No enredo original, os irmãos aristocratas Karl e Franz disputam o amor paterno -e, por que não, sua herança. Idealista, Karl filia-se a uma gangue para questionar o status quo, ao passo que Franz parece envenenar o pai contra o irmão. "Parece", pois aqui os arquétipos são instáveis.

Cosme e Damião
Na releitura de Zé Celso (em verso), Franz vira Cosme (ou Kosmos) e Karl, Damião (ou Damian).
Eles estão no centro da disputa pelo poder na multinacional do audiovisual Pro-World Corporation SS, que celebra 50 anos de atividade às voltas com outro jubileu de ouro, o de um certo teatro paulistano.
Damião, designado para gerenciar a filial brasileira, patrocina a festa do Oficina, bandeia-se para o lado de macumbeiras, prostitutas e meliantes, flerta com as guerrilhas latino-americanas e inspira uma novela das oito como nunca se viu (com "sexo explícito, negócio ilícito e amor", alardeia a chamada).
Para o diretor, era hora de tratar da "fabricação de consciência" do folhetim, que sempre demanda "um bode expiatório, uma guerra fria, quente, seja lá o que for":
"A gente faz essa guerra mas também desmistifica a novela, mostra-a como ela poderia ser. Propomos uma percepção do mundo muito mais do que uma consciência vulgar, maniqueísta. Todos os personagens são exaltados, não há distinção, porque acho que todos somos bandidos. Eu sou um bandido, nesse esquema em que vivemos. Sou obrigado a ser, a me virar. Já trafiquei, quando veio a censura e fechou tudo. Fui obrigado. Hoje, sou um fora-da-lei porque fumo maconha. Quero ver uma pessoa que não seja!".

Crime que compensa
Uma versão preliminar de "Os Bandidos" foi apresentada em 2007, em Mannheim, cidade alemã que viu a primeira montagem do texto, no fim do século 18.
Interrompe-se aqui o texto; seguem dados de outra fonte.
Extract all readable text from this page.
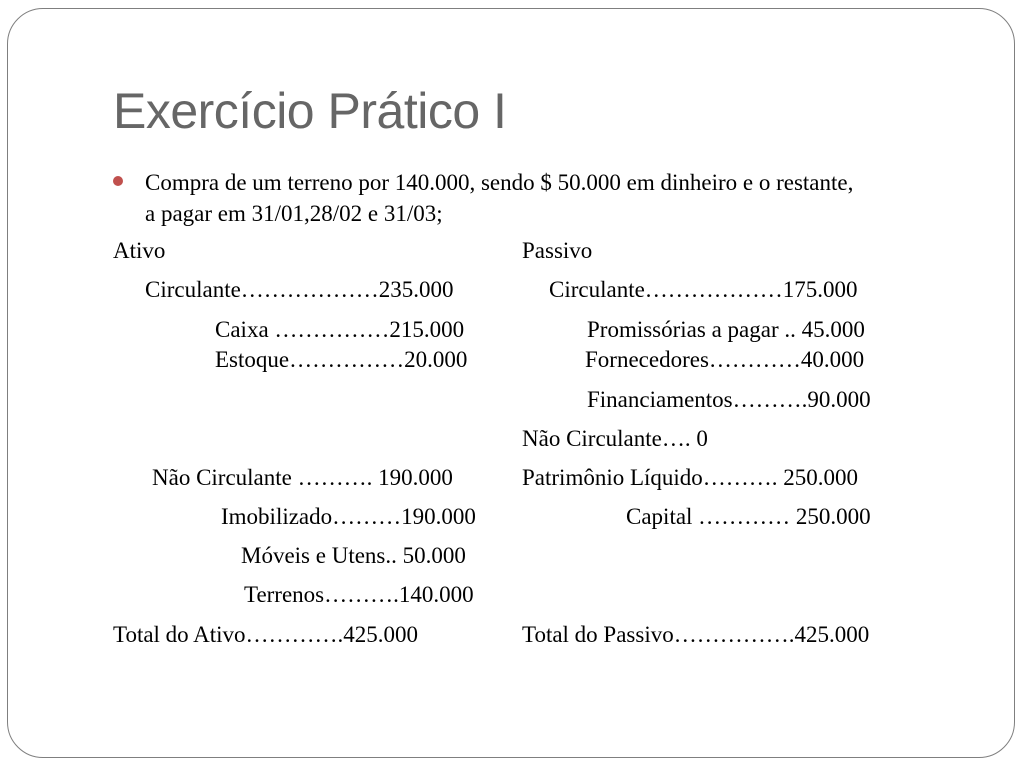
Exercício Prático I
Compra de um terreno por 140.000, sendo $ 50.000 em dinheiro e o restante,
a pagar em 31/01,28/02 e 31/03;
Ativo
Circulante………………235.000
Caixa ……………215.000
Estoque……………20.000
Não Circulante ………. 190.000
Imobilizado………190.000
Móveis e Utens.. 50.000
Terrenos……….140.000
Total do Ativo………….425.000
Passivo
Circulante………………175.000
Promissórias a pagar .. 45.000
Fornecedores…………40.000
Financiamentos……….90.000
Não Circulante…. 0
Patrimônio Líquido………. 250.000
Capital ………… 250.000
Total do Passivo…………….425.000
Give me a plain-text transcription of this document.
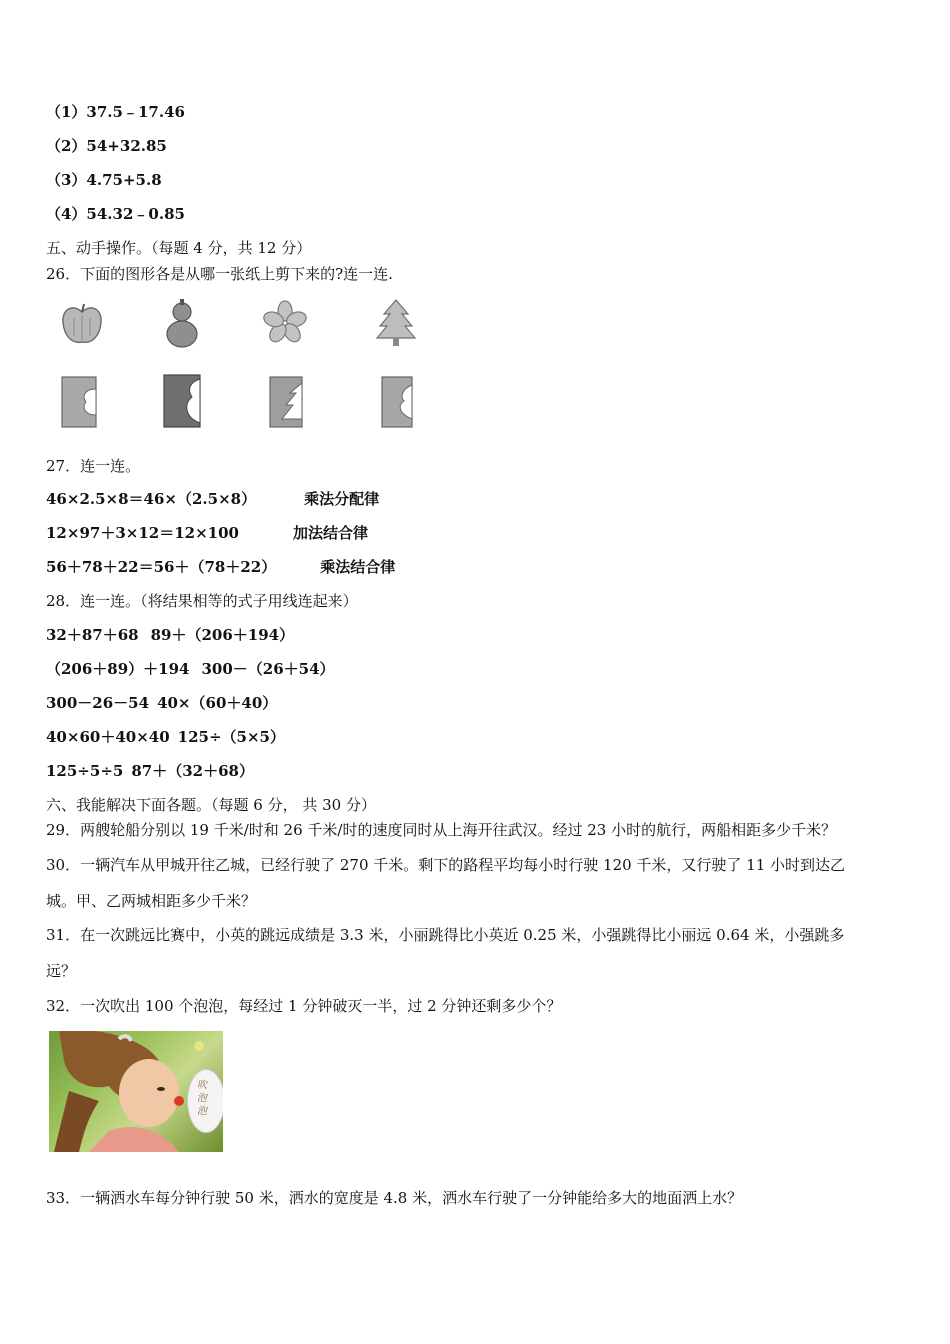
（1）37.5﹣17.46
（2）54+32.85
（3）4.75+5.8
（4）54.32﹣0.85
五、动手操作。（每题 4 分，共 12 分）
26．下面的图形各是从哪一张纸上剪下来的?连一连.
27．连一连。
46×2.5×8＝46×（2.5×8）	乘法分配律
12×97＋3×12＝12×100	加法结合律
56＋78＋22＝56＋（78＋22）	乘法结合律
28．连一连。（将结果相等的式子用线连起来）
32＋87＋68 89＋（206＋194）
（206＋89）＋194 300－（26＋54）
300－26－54 40×（60＋40）
40×60＋40×40 125÷（5×5）
125÷5÷5 87＋（32＋68）
六、我能解决下面各题。（每题 6 分， 共 30 分）
29．两艘轮船分别以 19 千米/时和 26 千米/时的速度同时从上海开往武汉。经过 23 小时的航行，两船相距多少千米？
30．一辆汽车从甲城开往乙城，已经行驶了 270 千米。剩下的路程平均每小时行驶 120 千米，又行驶了 11 小时到达乙
城。甲、乙两城相距多少千米？
31．在一次跳远比赛中，小英的跳远成绩是 3.3 米，小丽跳得比小英近 0.25 米，小强跳得比小丽远 0.64 米，小强跳多
远？
32．一次吹出 100 个泡泡，每经过 1 分钟破灭一半，过 2 分钟还剩多少个？
吹泡泡
33．一辆洒水车每分钟行驶 50 米，洒水的宽度是 4.8 米，洒水车行驶了一分钟能给多大的地面洒上水？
Da première européia à brasileira, Zé Celso verteu o original para verso e esmiuçou perfis como o de Spielberg, membro do bando de Damião descrito como "poeta do maior crime: a arte". A propósito: 50 anos depois, o delito ainda compensa?
"Mais do que nunca! Não só para mim como para a humanidade. Tivemos a sorte de cair Schiller em nossas mãos. Se Freud acentua a sexualidade e Marx, a economia, Schiller analisa a arte e a beleza como infra-estrutura, e não superestrutura. A cultura é a arte de viver, o cultivo da vida. E essa arte é o maior bem que existe diante dos criminosos que querem transformar a vida em subproduto da economia", observa o diretor.